Rising to fame in the WEC, Aldo established his presence by defeating, Mike Brown, Urijah Faber and Manvel Gamburyan. His dominance in the cage, accentuated with his ability to excite fans, earned him the inaugural UFC featherweight championship.

His reign among the division included a near 10-year undefeated streak. Boasting highlight reel knockouts over Chad Mendes and Cub Swanson.

He was an unstoppable force with the names of Hominick, Florian, Edgar and Lamas all hanging above his mantle.  Did I mention he also stopped a Korean Zombie?

The Rise of McGregor:

In the shadows of Aldo’s supremacy, a young brash lad by the name of Conor McGregor made his UFC debut.  April 6th, 2013 would not only reshape the world of MMA forever, but it would also mark the beginning of a gridlock; which would reside within the featherweight division for 1 and a half years.
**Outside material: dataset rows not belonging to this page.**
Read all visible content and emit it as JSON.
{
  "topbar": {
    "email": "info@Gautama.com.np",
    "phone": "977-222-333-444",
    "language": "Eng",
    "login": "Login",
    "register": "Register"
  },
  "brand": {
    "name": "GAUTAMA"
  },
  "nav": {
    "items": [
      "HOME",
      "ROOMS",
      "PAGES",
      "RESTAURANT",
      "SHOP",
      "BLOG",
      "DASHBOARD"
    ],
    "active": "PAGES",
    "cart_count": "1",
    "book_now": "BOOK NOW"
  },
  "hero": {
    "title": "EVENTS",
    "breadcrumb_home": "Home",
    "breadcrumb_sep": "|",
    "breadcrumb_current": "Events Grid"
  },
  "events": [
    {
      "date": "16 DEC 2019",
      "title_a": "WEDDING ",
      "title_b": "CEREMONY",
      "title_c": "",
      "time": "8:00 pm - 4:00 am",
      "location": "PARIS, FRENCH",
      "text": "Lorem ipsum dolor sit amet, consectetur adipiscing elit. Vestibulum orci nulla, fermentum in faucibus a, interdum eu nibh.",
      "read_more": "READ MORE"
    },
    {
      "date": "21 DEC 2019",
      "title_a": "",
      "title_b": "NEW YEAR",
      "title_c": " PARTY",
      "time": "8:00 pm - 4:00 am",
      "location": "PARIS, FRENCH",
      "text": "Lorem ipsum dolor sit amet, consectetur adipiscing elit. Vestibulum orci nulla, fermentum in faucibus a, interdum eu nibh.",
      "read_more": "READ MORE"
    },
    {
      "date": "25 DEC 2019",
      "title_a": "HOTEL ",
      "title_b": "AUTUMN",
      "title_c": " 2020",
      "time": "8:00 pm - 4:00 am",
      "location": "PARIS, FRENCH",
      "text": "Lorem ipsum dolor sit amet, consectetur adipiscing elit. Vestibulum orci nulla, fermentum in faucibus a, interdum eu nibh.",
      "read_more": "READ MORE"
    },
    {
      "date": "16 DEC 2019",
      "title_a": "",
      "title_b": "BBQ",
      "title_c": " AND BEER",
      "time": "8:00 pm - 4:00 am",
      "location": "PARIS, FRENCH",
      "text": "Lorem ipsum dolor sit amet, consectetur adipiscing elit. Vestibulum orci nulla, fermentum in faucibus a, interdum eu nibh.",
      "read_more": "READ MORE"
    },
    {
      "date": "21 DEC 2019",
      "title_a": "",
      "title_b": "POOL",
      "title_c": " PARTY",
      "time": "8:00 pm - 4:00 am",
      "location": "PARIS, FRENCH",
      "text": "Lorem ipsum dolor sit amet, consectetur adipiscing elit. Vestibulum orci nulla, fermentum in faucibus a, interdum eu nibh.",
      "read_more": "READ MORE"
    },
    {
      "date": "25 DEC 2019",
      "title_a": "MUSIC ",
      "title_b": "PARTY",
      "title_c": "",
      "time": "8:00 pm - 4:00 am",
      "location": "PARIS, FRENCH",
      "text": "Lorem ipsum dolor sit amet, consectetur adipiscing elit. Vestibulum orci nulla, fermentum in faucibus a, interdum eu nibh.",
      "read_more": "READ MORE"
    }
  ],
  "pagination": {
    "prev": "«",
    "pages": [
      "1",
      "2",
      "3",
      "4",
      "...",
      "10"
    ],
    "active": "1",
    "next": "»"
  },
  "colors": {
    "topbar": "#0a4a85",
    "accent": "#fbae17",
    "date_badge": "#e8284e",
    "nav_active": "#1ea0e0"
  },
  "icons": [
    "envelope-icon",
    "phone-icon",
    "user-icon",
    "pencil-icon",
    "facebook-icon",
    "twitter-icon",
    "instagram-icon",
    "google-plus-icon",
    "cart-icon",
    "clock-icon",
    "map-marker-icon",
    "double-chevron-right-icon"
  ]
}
With the “It” factor clearly cemented into Mystic Mac, the UFC would immediately push him into the mainstream.  Following victories over the top talent in the division, the UFC placed Ireland’s newfound hero against the legendary Brazilian champion.

Shocking the MMA world with a 13-second knockout victory, McGregor emerged into a superstar. The fate of the division was in his hands.

A title defense would not occur anytime soon, as the UFC exploited McGregor’s uncanny ability to promote fights. It was soon announced that he would battle the Lightweight champion for the 155lb title. Conor placed the 145lb weight class in his rear-view mirror and quickly became the biggest UFC star.

Impeding Progress:

During McGregor’s inactivity, the featherweight division would experience an 8-month hiatus from headlining a UFC event.  The absence of top stars like Chan Sung Jung and Chad Mendes; along with Anthony Pettis hoping to reinvent himself plagued the division.

There was never any plan from the UFC to ever have their new cash cow defend his gold.  The lack of direction, disorganisation and falling interest left many in the division wondering what would happen next.

With interim title’s utilised due to injury and long periods out of competition; many were confused as to why at UFC 200, one would be implemented with Conor being one of the most active fighters on the roster.

The unreasonable demands and unwillingness to defend his title would only muddy the 145lb waters.

Fast forward past Nate Diaz (twice) and turning Eddie Alvarez’s nightmare into a reality, the 145lb title would be stripped from McGregor, thus promoting then interim champion, Jose Aldo, to “undisputed champion”.

It would be at UFC 206, less than 1 month after Aldo’s promotion, the UFC attempted to increase PPV buys after losing its main event.  They would introduce another interim title bout into the featherweight division between Max Holloway and Anthony Pettis.

A move that left many within the MMA community, scratching their heads.

The UFC was imploding the division from the inside after finally relieving themselves of Conor McGregor. To make matters worse, Anthony Pettis would go onto miss weight, resulting in only Holloway eligible for the interim title.

By the grace of the MMA gods, Max Holloway would win and save us from an even more unusual situation.  One week later, renowned pioneer and former face of the featherweight division, Urijah Faber, competed in his retirement fight.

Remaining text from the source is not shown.